I was less needy when he phoned today, thanks to having a long chat with my GP yesterday. I’d had to call to ask for a laxative prescription. The pain on swallowing is easing thanks to the liquid morphine but the down side – there has to be one, doesn’t there? – is the constipation the morphine causes. It’s been a while and I’d forgotten the agony. When I was on chemo and had to take anti-emetics I learned, after a nightmarish first round, to up my fibre intake to prevent the constipation. However, when it hurts to swallow, eating dates, dried apricots, prunes, liquorice in the necessary quantities is not so easy.

Anyway, apart from sorting out the prescription for my various medical supplies we had a good long chat – the kind of chat which helps make me feel human (like a Maggie’s Centre chat). It’s quite possibly the kind of chat which helps her check up on whether I’m showing any mental health issues which should be addressed.

Last, but not least, I’ve been offered a Covid vaccination this week – tomorrow, in fact.

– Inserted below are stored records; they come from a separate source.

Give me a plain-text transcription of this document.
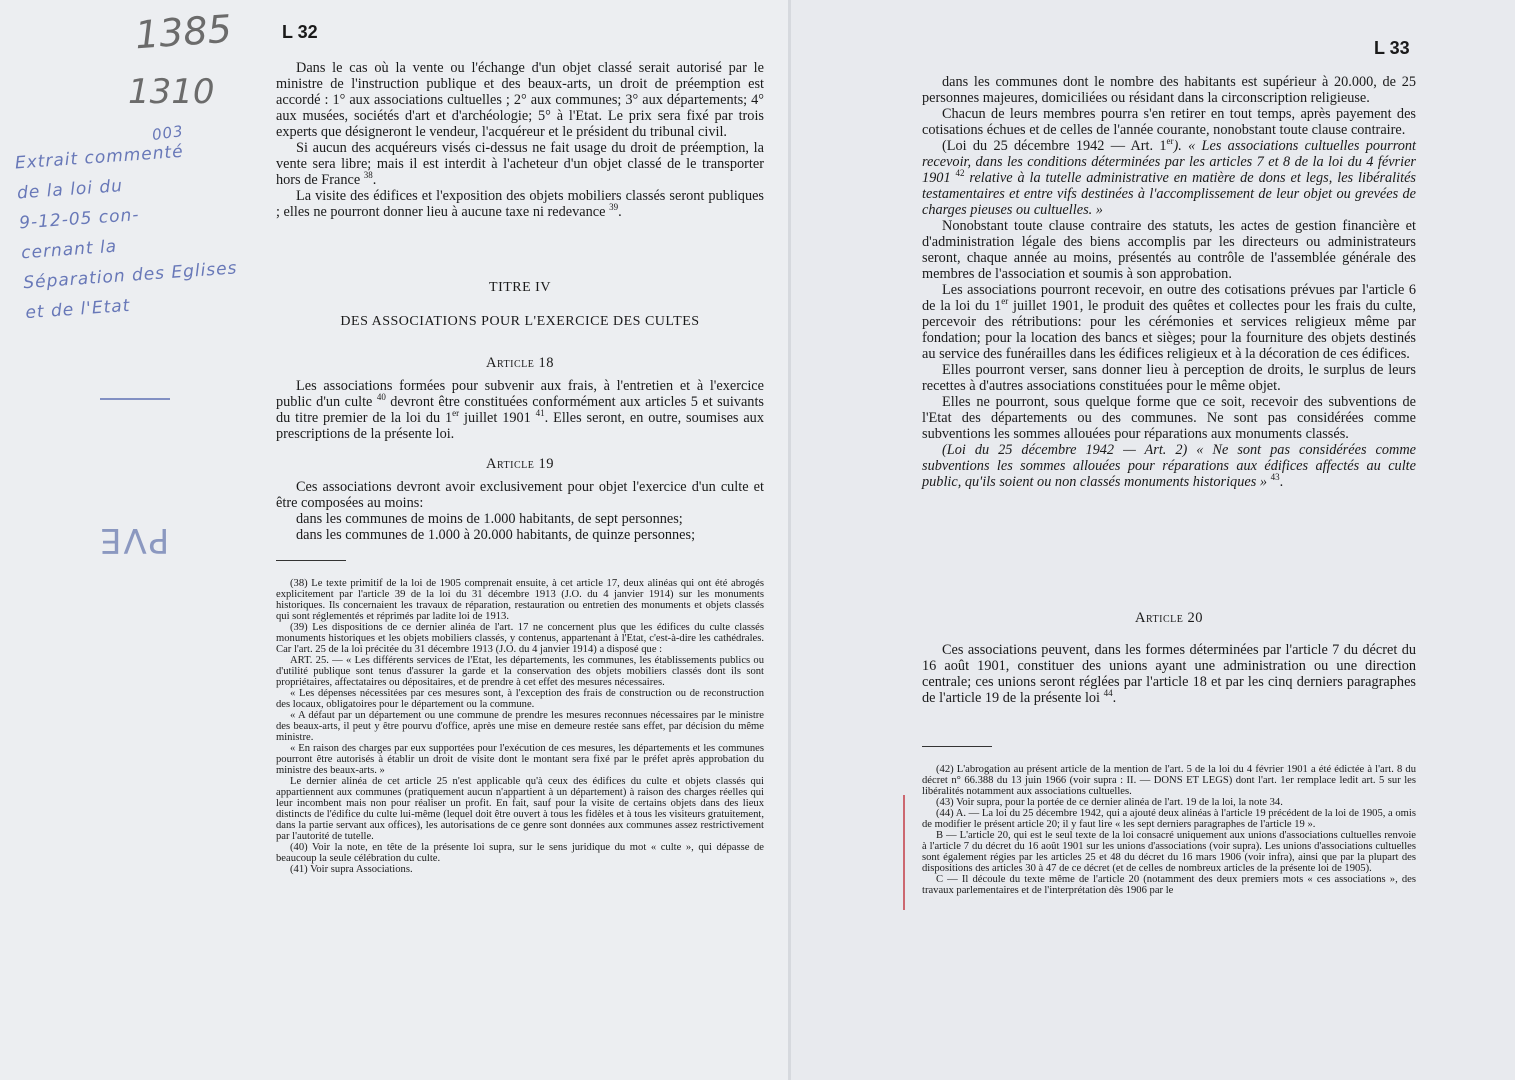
1385
1310
003
Extrait commenté
de la loi du
9-12-05 con-
cernant la
Séparation des Eglises
et de l'Etat
PVE
L 32

Dans le cas où la vente ou l'échange d'un objet classé serait autorisé par le ministre de l'instruction publique et des beaux-arts, un droit de préemption est accordé : 1° aux associations cultuelles ; 2° aux communes; 3° aux départements; 4° aux musées, sociétés d'art et d'archéologie; 5° à l'Etat. Le prix sera fixé par trois experts que désigneront le vendeur, l'acquéreur et le président du tribunal civil.

Si aucun des acquéreurs visés ci-dessus ne fait usage du droit de préemption, la vente sera libre; mais il est interdit à l'acheteur d'un objet classé de le transporter hors de France $^{38}$.

La visite des édifices et l'exposition des objets mobiliers classés seront publiques ; elles ne pourront donner lieu à aucune taxe ni redevance $^{39}$.

TITRE IV
DES ASSOCIATIONS POUR L'EXERCICE DES CULTES
Article 18

Les associations formées pour subvenir aux frais, à l'entretien et à l'exercice public d'un culte $^{40}$ devront être constituées conformément aux articles 5 et suivants du titre premier de la loi du 1er juillet 1901 $^{41}$. Elles seront, en outre, soumises aux prescriptions de la présente loi.

Article 19

Ces associations devront avoir exclusivement pour objet l'exercice d'un culte et être composées au moins:

dans les communes de moins de 1.000 habitants, de sept personnes;

dans les communes de 1.000 à 20.000 habitants, de quinze personnes;

(38) Le texte primitif de la loi de 1905 comprenait ensuite, à cet article 17, deux alinéas qui ont été abrogés explicitement par l'article 39 de la loi du 31 décembre 1913 (J.O. du 4 janvier 1914) sur les monuments historiques. Ils concernaient les travaux de réparation, restauration ou entretien des monuments et objets classés qui sont réglementés et réprimés par ladite loi de 1913.

(39) Les dispositions de ce dernier alinéa de l'art. 17 ne concernent plus que les édifices du culte classés monuments historiques et les objets mobiliers classés, y contenus, appartenant à l'Etat, c'est-à-dire les cathédrales. Car l'art. 25 de la loi précitée du 31 décembre 1913 (J.O. du 4 janvier 1914) a disposé que :

ART. 25. — « Les différents services de l'Etat, les départements, les communes, les établissements publics ou d'utilité publique sont tenus d'assurer la garde et la conservation des objets mobiliers classés dont ils sont propriétaires, affectataires ou dépositaires, et de prendre à cet effet des mesures nécessaires.

« Les dépenses nécessitées par ces mesures sont, à l'exception des frais de construction ou de reconstruction des locaux, obligatoires pour le département ou la commune.

« A défaut par un département ou une commune de prendre les mesures reconnues nécessaires par le ministre des beaux-arts, il peut y être pourvu d'office, après une mise en demeure restée sans effet, par décision du même ministre.

« En raison des charges par eux supportées pour l'exécution de ces mesures, les départements et les communes pourront être autorisés à établir un droit de visite dont le montant sera fixé par le préfet après approbation du ministre des beaux-arts. »

Le dernier alinéa de cet article 25 n'est applicable qu'à ceux des édifices du culte et objets classés qui appartiennent aux communes (pratiquement aucun n'appartient à un département) à raison des charges réelles qui leur incombent mais non pour réaliser un profit. En fait, sauf pour la visite de certains objets dans des lieux distincts de l'édifice du culte lui-même (lequel doit être ouvert à tous les fidèles et à tous les visiteurs gratuitement, dans la partie servant aux offices), les autorisations de ce genre sont données aux communes assez restrictivement par l'autorité de tutelle.

(40) Voir la note, en tête de la présente loi supra, sur le sens juridique du mot « culte », qui dépasse de beaucoup la seule célébration du culte.

(41) Voir supra Associations.

L 33

dans les communes dont le nombre des habitants est supérieur à 20.000, de 25 personnes majeures, domiciliées ou résidant dans la circonscription religieuse.

Chacun de leurs membres pourra s'en retirer en tout temps, après payement des cotisations échues et de celles de l'année courante, nonobstant toute clause contraire.

(Loi du 25 décembre 1942 — Art. 1er). « Les associations cultuelles pourront recevoir, dans les conditions déterminées par les articles 7 et 8 de la loi du 4 février 1901 $^{42}$ relative à la tutelle administrative en matière de dons et legs, les libéralités testamentaires et entre vifs destinées à l'accomplissement de leur objet ou grevées de charges pieuses ou cultuelles. »

Nonobstant toute clause contraire des statuts, les actes de gestion financière et d'administration légale des biens accomplis par les directeurs ou administrateurs seront, chaque année au moins, présentés au contrôle de l'assemblée générale des membres de l'association et soumis à son approbation.

Les associations pourront recevoir, en outre des cotisations prévues par l'article 6 de la loi du 1er juillet 1901, le produit des quêtes et collectes pour les frais du culte, percevoir des rétributions: pour les cérémonies et services religieux même par fondation; pour la location des bancs et sièges; pour la fourniture des objets destinés au service des funérailles dans les édifices religieux et à la décoration de ces édifices.

Elles pourront verser, sans donner lieu à perception de droits, le surplus de leurs recettes à d'autres associations constituées pour le même objet.

Elles ne pourront, sous quelque forme que ce soit, recevoir des subventions de l'Etat des départements ou des communes. Ne sont pas considérées comme subventions les sommes allouées pour réparations aux monuments classés.

(Loi du 25 décembre 1942 — Art. 2) « Ne sont pas considérées comme subventions les sommes allouées pour réparations aux édifices affectés au culte public, qu'ils soient ou non classés monuments historiques » $^{43}$.

Article 20

Ces associations peuvent, dans les formes déterminées par l'article 7 du décret du 16 août 1901, constituer des unions ayant une administration ou une direction centrale; ces unions seront réglées par l'article 18 et par les cinq derniers paragraphes de l'article 19 de la présente loi $^{44}$.

(42) L'abrogation au présent article de la mention de l'art. 5 de la loi du 4 février 1901 a été édictée à l'art. 8 du décret n° 66.388 du 13 juin 1966 (voir supra : II. — DONS ET LEGS) dont l'art. 1er remplace ledit art. 5 sur les libéralités notamment aux associations cultuelles.

(43) Voir supra, pour la portée de ce dernier alinéa de l'art. 19 de la loi, la note 34.

(44) A. — La loi du 25 décembre 1942, qui a ajouté deux alinéas à l'article 19 précédent de la loi de 1905, a omis de modifier le présent article 20; il y faut lire « les sept derniers paragraphes de l'article 19 ».

B — L'article 20, qui est le seul texte de la loi consacré uniquement aux unions d'associations cultuelles renvoie à l'article 7 du décret du 16 août 1901 sur les unions d'associations (voir supra). Les unions d'associations cultuelles sont également régies par les articles 25 et 48 du décret du 16 mars 1906 (voir infra), ainsi que par la plupart des dispositions des articles 30 à 47 de ce décret (et de celles de nombreux articles de la présente loi de 1905).

C — Il découle du texte même de l'article 20 (notamment des deux premiers mots « ces associations », des travaux parlementaires et de l'interprétation dès 1906 par le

Last week, it was clear from the Scottish Government’s list of categories for the vaccination I wasn’t likely to get one until May – or even the autumn. When the nurse phoned last week I asked him. He was sure I must be eligible for a vaccination before long and said he’d check and get back to me. He did and had to admit I was right – there wasn’t a category which included 66-year-olds with cancer so I was more than a little surprised when someone from the health centre rang me on Saturday to offer a vaccination date. Apparently the Scottish Government sent out an email on Friday afternoon with a new priority category for vaccinations, which includes 66-year-olds with cancer. Yay!

Unfortunately, my dry January has morphed into dry February as the acid reflux still prevents me from enjoying a glass of wine. I have tried from time to time – once a day since 31st January – to have a test sip but the heartburn is instant and ferocious.

Because I always try to find something positive amongst all the horrors of cancer treatment I can report that I haven’t had to shave my legs for months.